77. From the foregoing, it is common ground that the subject suit was filed with a view to circumventing the various orders that have hitherto been granted vide Nairobi HCC No. 139 of 2018 as consolidated with No. 451 of 2017 and which orders were never complied with by the Plaintiff/Respondent. In this regard, there is no gainsaying that the Plaintiff/Respondent is indeed guilty of gross misuse and abuse of the due process of the court.

Final Disposition: 78. Flowing from the analysis [details in terms of the preceding paragraphs], there is no gainsaying that the Application dated the 13th June 2024 as well as the preliminary objection dated the 12th June 2024, are merited.
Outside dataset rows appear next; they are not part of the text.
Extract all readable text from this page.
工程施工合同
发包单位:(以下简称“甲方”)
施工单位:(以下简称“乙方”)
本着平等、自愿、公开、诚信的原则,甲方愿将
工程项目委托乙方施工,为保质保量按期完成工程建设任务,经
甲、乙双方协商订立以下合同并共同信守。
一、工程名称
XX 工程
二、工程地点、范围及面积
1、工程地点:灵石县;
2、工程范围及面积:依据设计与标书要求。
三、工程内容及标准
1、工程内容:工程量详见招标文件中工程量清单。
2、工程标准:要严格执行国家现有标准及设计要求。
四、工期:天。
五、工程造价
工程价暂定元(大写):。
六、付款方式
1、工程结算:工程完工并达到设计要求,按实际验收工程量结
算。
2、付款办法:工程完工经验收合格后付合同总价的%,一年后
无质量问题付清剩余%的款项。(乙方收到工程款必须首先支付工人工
79. In the premises, the orders that commend themselves to the court are as hereunder;i.The application dated the 13th June 2024 be and is hereby allowed.ii.The Plaintiff’s suit vide Plaint dated the 21st May 2024 be and is hereby struck out.iii.The 1st Defendant/Applicant be and is hereby awarded costs of the preliminary objection; costs of the application and costs of the suit. Same to be borne by the Plaintiff/Respondent.

80. It is so ordered.

DATED, SIGNED AND DELIVERED AT NAIROBI THIS 3RD DAY OF OCTOBER 2024. OGUTTU MBOYAJUDGE.In the Presence of;Benson Court Assistant.Mr. Jackson Kisinga for the 1st Defendant/Applicant.Mr. Oigara for the Plaintiff/Respondent.N/A for the 2nd Defendant/Respondent.